Unsupervised baseline:
- The QG model was trained by Unsupervised neural machine Translation, and 4M synthetic QA instances were generated to train the QA model
- Use a dependency tree to generate a problem and use the referenced document as a paragraph
4.3 EFFECT OF DIFFERENT HEURISTICS
- Naive−QG\mathrm{Naive-QG}Naive−QG only uses summary sentences as context (not the original paragraph) and only uses appropriate questions to replace the span of the answer. For example, Stephen Hawking announced the party in the morningStephen\ Hawking\ Announced \ the\ party\ in\ the\ morningStephen 1. Hawking announced the party in the morning. “Naive−QG\ Mathrm {Naive-QG}Naive−QG” Stephen\ Hawking\ announced\ what\ in\ the\ morning? Stephen Hawking announced what in the morning? . Abstract sentences were used as input and questions as target output to form QG training data.

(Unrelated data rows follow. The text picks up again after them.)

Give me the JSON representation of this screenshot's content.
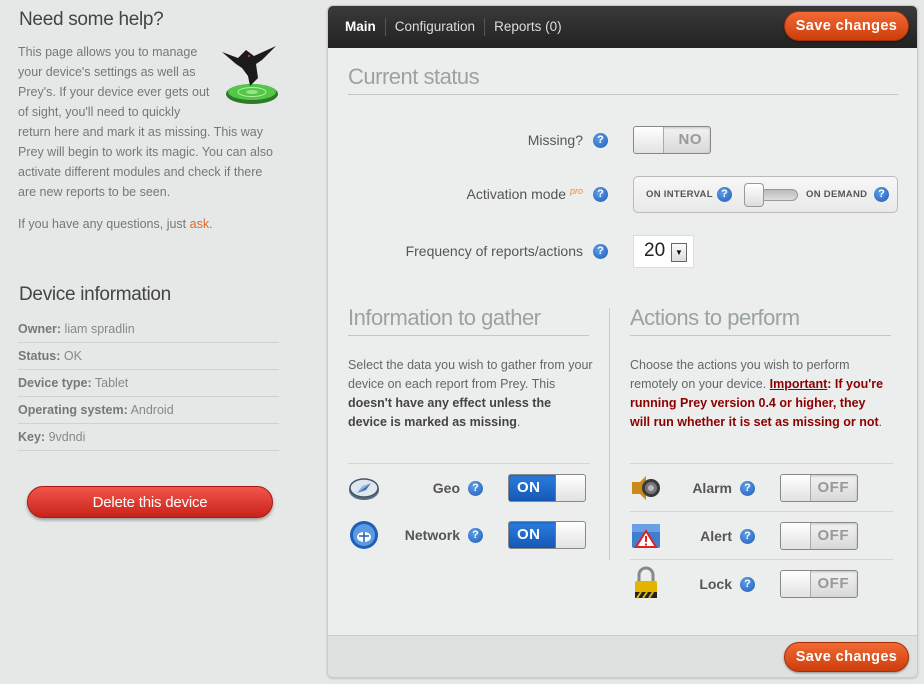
{
  "sidebar": {
    "help_title": "Need some help?",
    "help_text": "This page allows you to manage your device's settings as well as Prey's. If your device ever gets out of sight, you'll need to quickly return here and mark it as missing. This way Prey will begin to work its magic. You can also activate different modules and check if there are new reports to be seen.",
    "ask_prefix": "If you have any questions, just ",
    "ask_link": "ask",
    "ask_suffix": ".",
    "device_title": "Device information",
    "device": [
      {
        "label": "Owner:",
        "value": "liam spradlin"
      },
      {
        "label": "Status:",
        "value": "OK"
      },
      {
        "label": "Device type:",
        "value": "Tablet"
      },
      {
        "label": "Operating system:",
        "value": "Android"
      },
      {
        "label": "Key:",
        "value": "9vdndi"
      }
    ],
    "delete_label": "Delete this device"
  },
  "topbar": {
    "tabs": [
      "Main",
      "Configuration",
      "Reports (0)"
    ],
    "save_label": "Save changes"
  },
  "status": {
    "title": "Current status",
    "missing_label": "Missing?",
    "missing_value": "NO",
    "activation_label": "Activation mode",
    "pro_badge": "pro",
    "on_interval": "ON INTERVAL",
    "on_demand": "ON DEMAND",
    "frequency_label": "Frequency of reports/actions",
    "frequency_value": "20"
  },
  "gather": {
    "title": "Information to gather",
    "text_a": "Select the data you wish to gather from your device on each report from Prey. This ",
    "text_b": "doesn't have any effect unless the device is marked as missing",
    "text_c": ".",
    "modules": [
      {
        "name": "Geo",
        "value": "ON",
        "icon": "compass-icon"
      },
      {
        "name": "Network",
        "value": "ON",
        "icon": "network-globe-icon"
      }
    ]
  },
  "actions": {
    "title": "Actions to perform",
    "text_a": "Choose the actions you wish to perform remotely on your device. ",
    "important": "Important",
    "text_b": ": If you're running Prey version 0.4 or higher, they will run whether it is set as missing or not",
    "text_c": ".",
    "modules": [
      {
        "name": "Alarm",
        "value": "OFF",
        "icon": "speaker-icon"
      },
      {
        "name": "Alert",
        "value": "OFF",
        "icon": "alert-sign-icon"
      },
      {
        "name": "Lock",
        "value": "OFF",
        "icon": "padlock-icon"
      }
    ]
  },
  "hint_glyph": "?",
  "colors": {
    "accent": "#e0681f",
    "save": "#d9461a",
    "delete": "#d42c22",
    "toggle_on": "#1e6cd0"
  }
}
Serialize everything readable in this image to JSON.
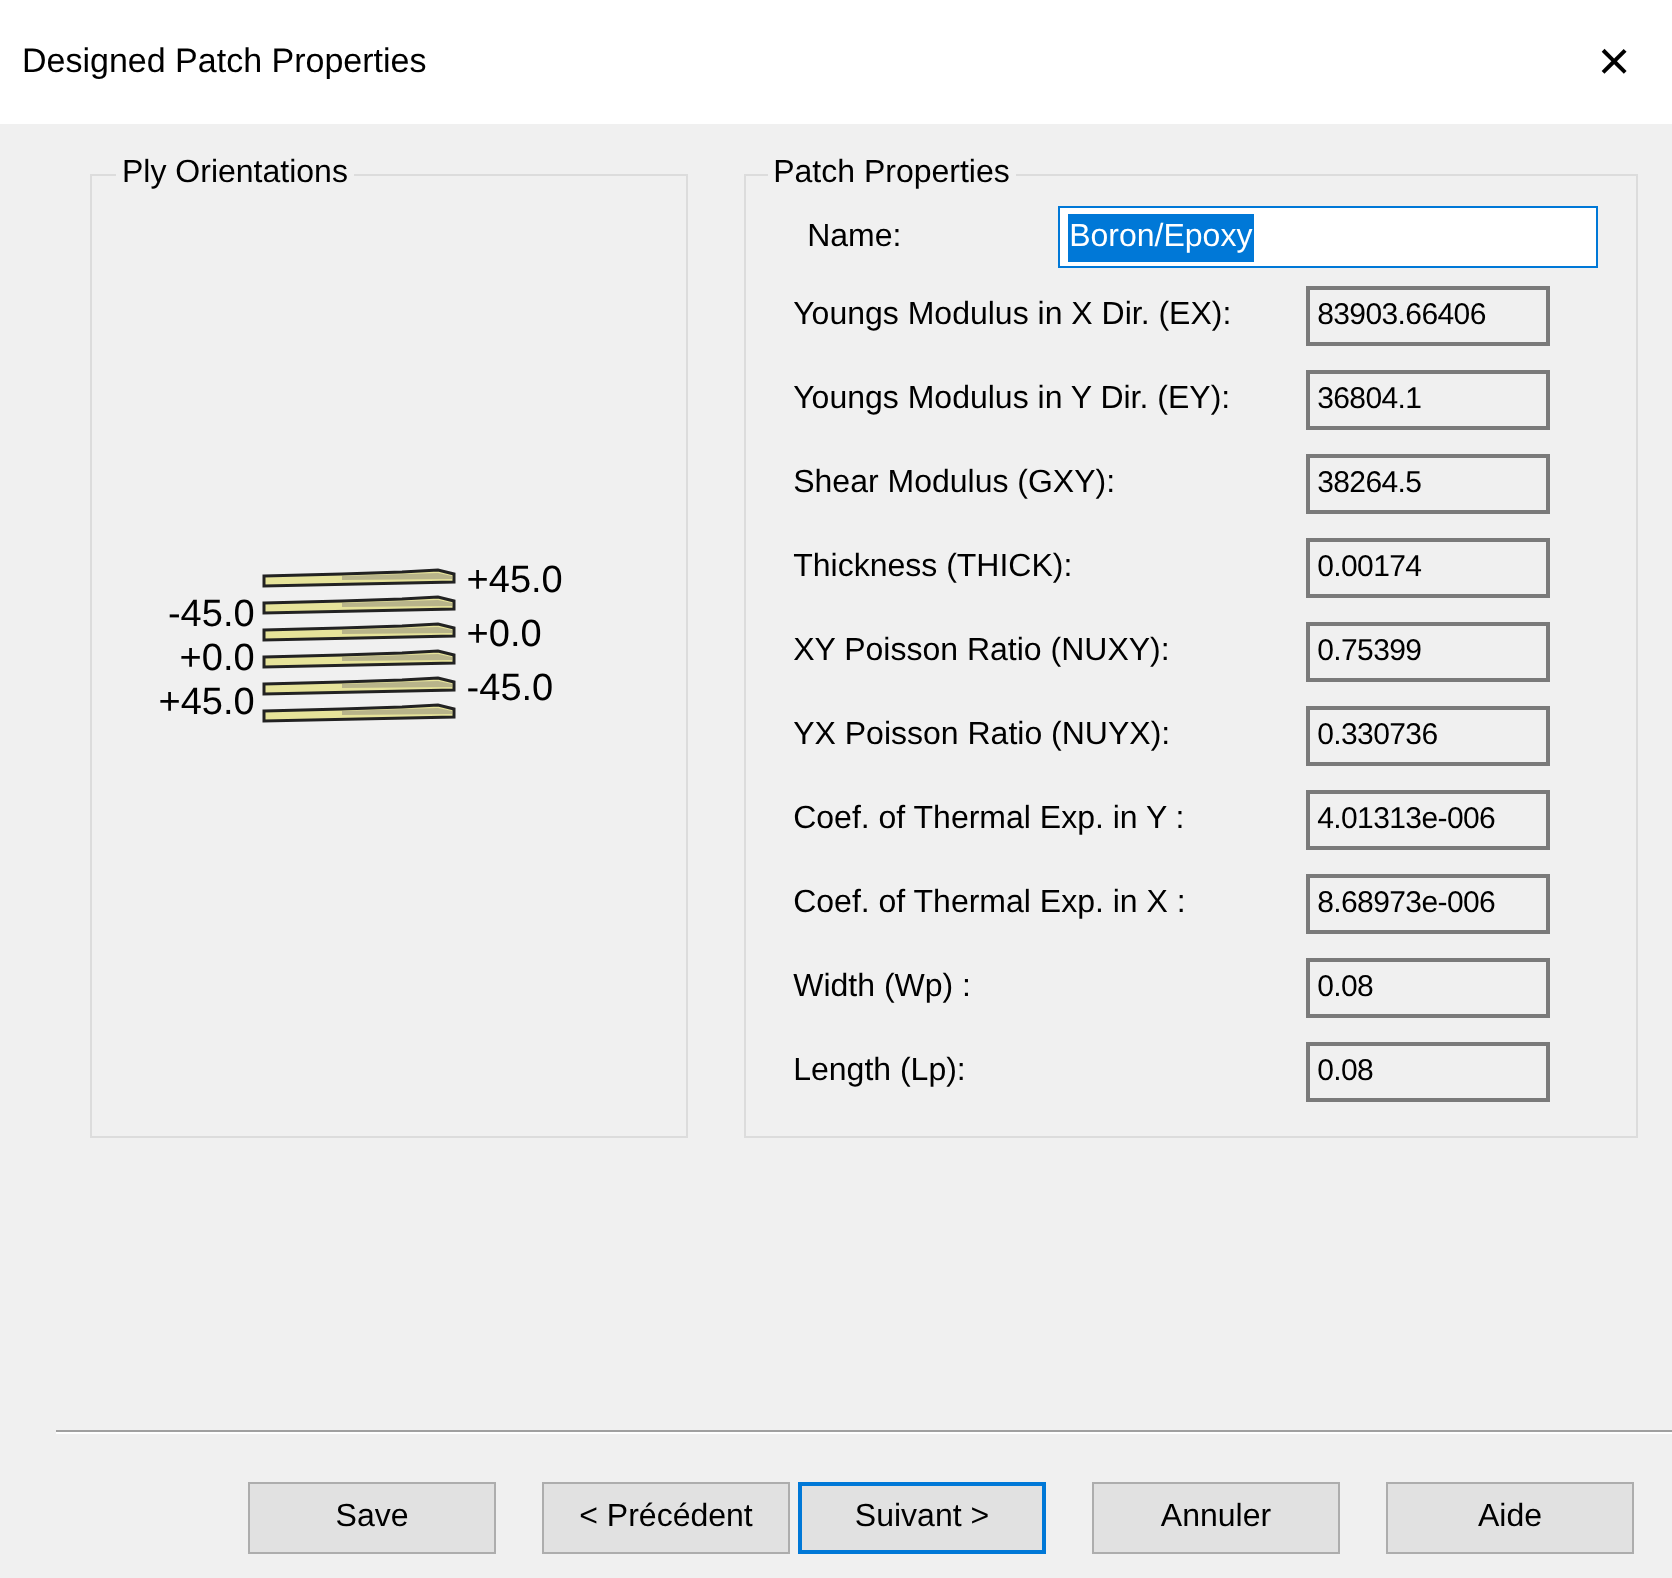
{
  "window": {
    "title": "Designed Patch Properties",
    "close": "×"
  },
  "ply_orientations": {
    "title": "Ply Orientations",
    "left_labels": [
      "-45.0",
      "+0.0",
      "+45.0"
    ],
    "right_labels": [
      "+45.0",
      "+0.0",
      "-45.0"
    ]
  },
  "patch_properties": {
    "title": "Patch Properties",
    "name": {
      "label": "Name:",
      "value": "Boron/Epoxy",
      "focused": true
    },
    "fields": [
      {
        "label": "Youngs Modulus in X Dir. (EX):",
        "value": "83903.66406"
      },
      {
        "label": "Youngs Modulus in Y Dir. (EY):",
        "value": "36804.1"
      },
      {
        "label": "Shear Modulus (GXY):",
        "value": "38264.5"
      },
      {
        "label": "Thickness (THICK):",
        "value": "0.00174"
      },
      {
        "label": "XY Poisson Ratio (NUXY):",
        "value": "0.75399"
      },
      {
        "label": "YX Poisson Ratio (NUYX):",
        "value": "0.330736"
      },
      {
        "label": "Coef. of Thermal Exp. in Y :",
        "value": "4.01313e-006"
      },
      {
        "label": "Coef. of Thermal Exp. in X :",
        "value": "8.68973e-006"
      },
      {
        "label": "Width (Wp) :",
        "value": "0.08"
      },
      {
        "label": "Length (Lp):",
        "value": "0.08"
      }
    ]
  },
  "buttons": [
    {
      "label": "Save",
      "default": false
    },
    {
      "label": "< Précédent",
      "default": false
    },
    {
      "label": "Suivant >",
      "default": true
    },
    {
      "label": "Annuler",
      "default": false
    },
    {
      "label": "Aide",
      "default": false
    }
  ]
}
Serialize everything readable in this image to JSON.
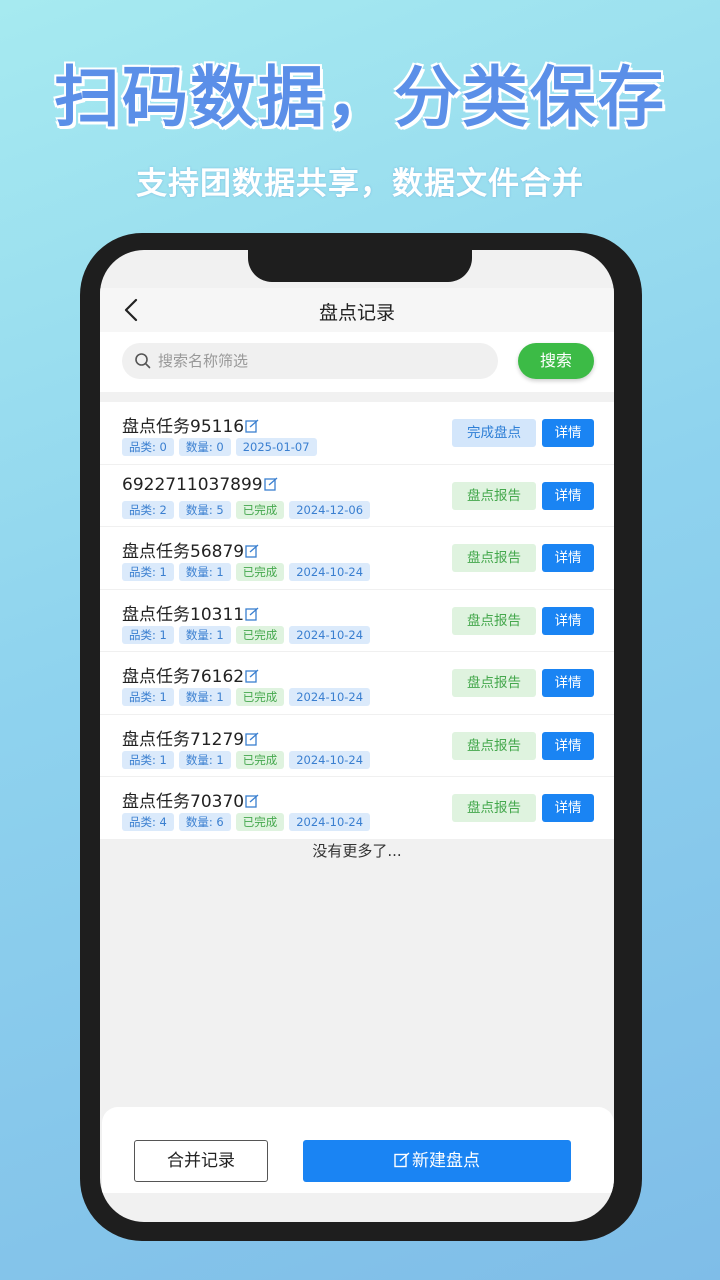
{
  "promo": {
    "title": "扫码数据，分类保存",
    "subtitle": "支持团数据共享，数据文件合并"
  },
  "header": {
    "title": "盘点记录"
  },
  "search": {
    "placeholder": "搜索名称筛选",
    "button_label": "搜索"
  },
  "records": [
    {
      "name": "盘点任务95116",
      "category": "品类: 0",
      "quantity": "数量: 0",
      "status": "",
      "date": "2025-01-07",
      "action": "完成盘点",
      "detail": "详情"
    },
    {
      "name": "6922711037899",
      "category": "品类: 2",
      "quantity": "数量: 5",
      "status": "已完成",
      "date": "2024-12-06",
      "action": "盘点报告",
      "detail": "详情"
    },
    {
      "name": "盘点任务56879",
      "category": "品类: 1",
      "quantity": "数量: 1",
      "status": "已完成",
      "date": "2024-10-24",
      "action": "盘点报告",
      "detail": "详情"
    },
    {
      "name": "盘点任务10311",
      "category": "品类: 1",
      "quantity": "数量: 1",
      "status": "已完成",
      "date": "2024-10-24",
      "action": "盘点报告",
      "detail": "详情"
    },
    {
      "name": "盘点任务76162",
      "category": "品类: 1",
      "quantity": "数量: 1",
      "status": "已完成",
      "date": "2024-10-24",
      "action": "盘点报告",
      "detail": "详情"
    },
    {
      "name": "盘点任务71279",
      "category": "品类: 1",
      "quantity": "数量: 1",
      "status": "已完成",
      "date": "2024-10-24",
      "action": "盘点报告",
      "detail": "详情"
    },
    {
      "name": "盘点任务70370",
      "category": "品类: 4",
      "quantity": "数量: 6",
      "status": "已完成",
      "date": "2024-10-24",
      "action": "盘点报告",
      "detail": "详情"
    }
  ],
  "list_footer": "没有更多了...",
  "footer": {
    "merge_label": "合并记录",
    "new_label": "新建盘点"
  },
  "colors": {
    "primary": "#1a84f3",
    "search_green": "#3cbb46",
    "done_green": "#45a84d",
    "promo_title": "#5b8fe8"
  }
}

Use the original text of the summary as paragraphs, not summary sentences, to avoid high lexical overlap between paragraphs and questions.- Main Verb\mathrm{Main\ Verb}Main Verb predicate: generate questions only from the SRL framework of the predicate in the dependency tree of a summary sentence, and use verbs in clauses;
- Wh-movement \mathrm{wh-movement} wh-movement moves the question word to the beginning of the sentence;
- Decomp−Verb\mathrm{decomp-verb}Decomp−Verb decomposes into basic forms and auxiliary words;
- NER – Wh \ mathrm {NER – Wh} NER – Wh: Use the NER tag to get more accurate questions to answer, for example, for NBA player Michael JordanNBA\ Player \ Michael\ JordanNBA player Michael Jordan, The question word would be which NBA playerwhich NBA playerwhich NBA player rather than who or whatwho or whatwho or what.
Five enlightenment
- Can you generate problems from some description?
- Can a heuristic algorithm be some attribute knowledge?